Feng Yan’s pictures reveal this part of
emotion. In the empty scene without human presence, the photographer is the
sole spectator waiting for the moment to press the button. The uncertain, hesitant
sentiment prevails the scenes which echoes the photographer’s meaningless
feelings; these weightless pictures drag us into a mood——a context normally
seen without observation thus unable to enter.
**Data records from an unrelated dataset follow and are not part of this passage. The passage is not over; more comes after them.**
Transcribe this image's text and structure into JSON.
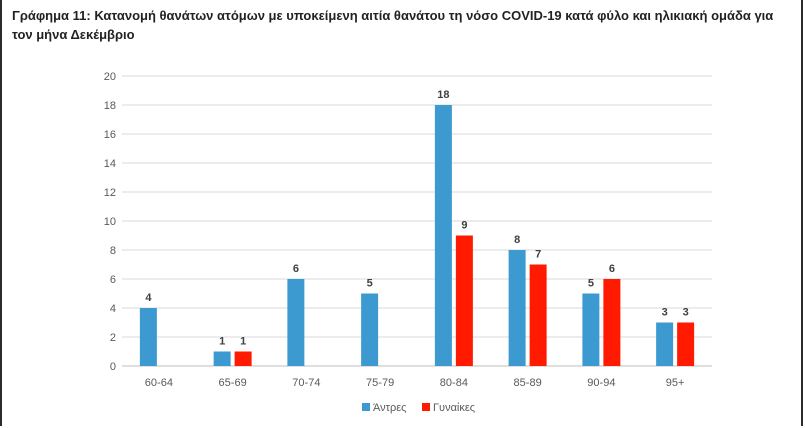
{
  "chart_data": {
    "type": "bar",
    "title": "Γράφημα 11: Κατανομή θανάτων ατόμων με υποκείμενη αιτία θανάτου τη νόσο COVID-19 κατά φύλο και ηλικιακή ομάδα για τον μήνα Δεκέμβριο",
    "categories": [
      "60-64",
      "65-69",
      "70-74",
      "75-79",
      "80-84",
      "85-89",
      "90-94",
      "95+"
    ],
    "series": [
      {
        "name": "Άντρες",
        "color": "#3D9AD1",
        "values": [
          4,
          1,
          6,
          5,
          18,
          8,
          5,
          3
        ]
      },
      {
        "name": "Γυναίκες",
        "color": "#FF1A00",
        "values": [
          null,
          1,
          null,
          null,
          9,
          7,
          6,
          3
        ]
      }
    ],
    "ylim": [
      0,
      20
    ],
    "yticks": [
      0,
      2,
      4,
      6,
      8,
      10,
      12,
      14,
      16,
      18,
      20
    ],
    "grid": true,
    "legend_position": "bottom"
  }
}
Like a seasoned hunter, Feng Yan is
acutely precise about what to shoot & how to shoot. His visual world
exists with a different order that is somewhat blurry and dangly but
enlivened with harmonious tranquility in unity with the past and the
future. The expression leans toward a substantial existence, at once
concrete but casual.
Photography sustains a non-reality, but
rather point to a dishonest relationship with reality. From the second that
actual, substantial light is cast on the film, its independent existence
magically betrays its matrix. The substantial existence—parasitic in our
perception of reality— resurrects itself at the very moment upon the touch
of sight. Sight is part of mentality and perception is connected with
insight. We can’t really see what fails to enlighten us. We see what we choose
to see; perceive what we want to perceive thus building our mental
framework and understanding of the world. Our way of paving the basics of
social anesthetics. What you see is who you are and what your world is all
about.
Feng Yan’s grandest bewilderment &
interest lie in the sense of distance in photography: the reflection on
distance, the distance of reality and psychology. Is there distance of
reality? How to measure psychological distance? His focus on distance gives
his photography a clear sense of notion, making his choice and assessment
unique. Picking the distance between him and his object also unveils the
mood, the aura and the meaning of his work.
The tone of his photography is loose,
drifting, missing, dissolving and meaningless, all but implied a different
mentality and value pursuit. In this world, there are many levels of
realities and different human philosophies; that’s the reason why we share
one world yet living in worlds apart.